PreparedStatement prep = conn.prepareStatement("SELECT * FROM employee WHERE name=?");prep.setString(1, "山田");
プレースホルダへの値の割り当てを「バインド」といい、バインドをデータベースエンジンの側で行う方式を「静的プレースホルダ」、アプリケーション側で値をエスケープ処理してバインドする方式を「動的プレースホルダ」という。
静的プレースホルダを用いると原理的にSQLインジェクションの脆弱性がなくなるので、こちらがお薦めだ。ただし、データベースによっては静的プレースホルダが利用できない場合があるのが問題だ。動的プレースホルダは、バインド処理を実現するライブラリの実装に問題があると脆弱性が生じることがある。
また、バインド機構そのものが利用できない場合には、文字列連結によるSQL文組み立てが必要になるが、特殊文字のエスケープ処理(「'」→「''」「\」→「\\」など)が必要で、データベースの種類や設定によってエスケープすべき文字が違うことから漏れや間違いが生じる危険がある。
文字入力ではなく数値入力をパラメータとする場合でも、PerlやPHPなど変数に型のない言語を使用する場合には、数値以外の文字が入力された場合に文字列として扱うので、同様の注意が必要だ。
どのような対応をすればよいかはデータベースによって異なるので、IPAの「安全なウェブサイトの作り方」の別冊の形で発行される「安全なSQLの呼び出し方」などを参考にして、適切な実装を図りたい。
「ブラインドSQLインジェクション」や情報収集のための攻撃への対策
なお、一度の攻撃で成果を得ようとするばかりでなく、たくさんの文字列を使った入力を機械的に行って、その応答を調べてテーブル名などを推測し、手間をかけても目的の情報を得る「ブラインドSQLインジェクション」という手口も使われる。
SQLインジェクション攻撃で意図した情報(検索結果)が表示されない場合に、何度もSQLインジェクション攻撃を仕掛けて少しずつ情報を得る方法だ。この手口も脆弱性を排除しておけば防止できる。
また、単にデータベースの脆弱性を探るために行われる場合もある。その際、攻撃には成功しなくても、攻撃者に返るエラーメッセージからデータベースの種類やエラー原因、エラーとされたSQL文に関する情報を拾い、次の攻撃を組み立てるための情報源とする。

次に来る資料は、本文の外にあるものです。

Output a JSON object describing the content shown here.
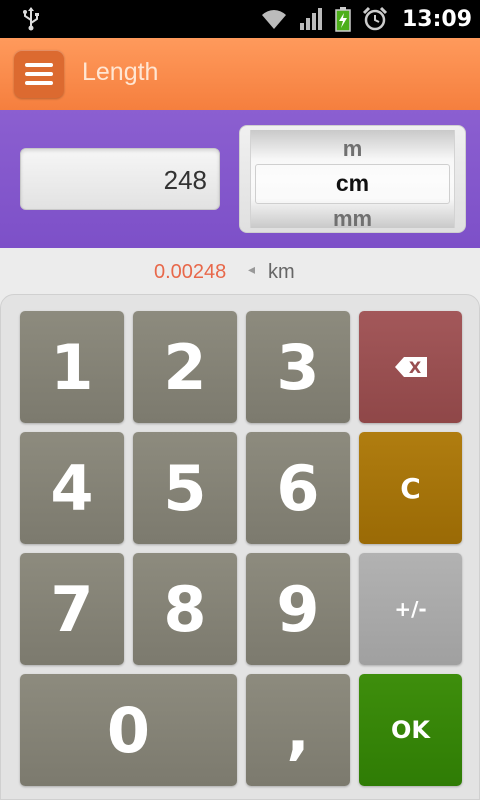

データベースに関連するエラーメッセージを相手に表示しないようにする保険的対策も求められる。加えて、データベースにアクセスできるアカウントは、権限を最小限に限定することも保険的対策として有効だ。万一、1つのアカウントが奪われても広範囲のデータ閲覧や削除などの不正が行いにくくなる。
ソフトウェア製品のSQLインジェクション脆弱性
これまでにセキュリティ管理製品や複数のCMS製品にSQLインジェクションの脆弱性が発見されている。開発やサポートが終了した製品の場合は別の製品への移行、継続中の製品の場合はパッチの適用やバージョンアップにより脆弱性をなくすことが必要だ。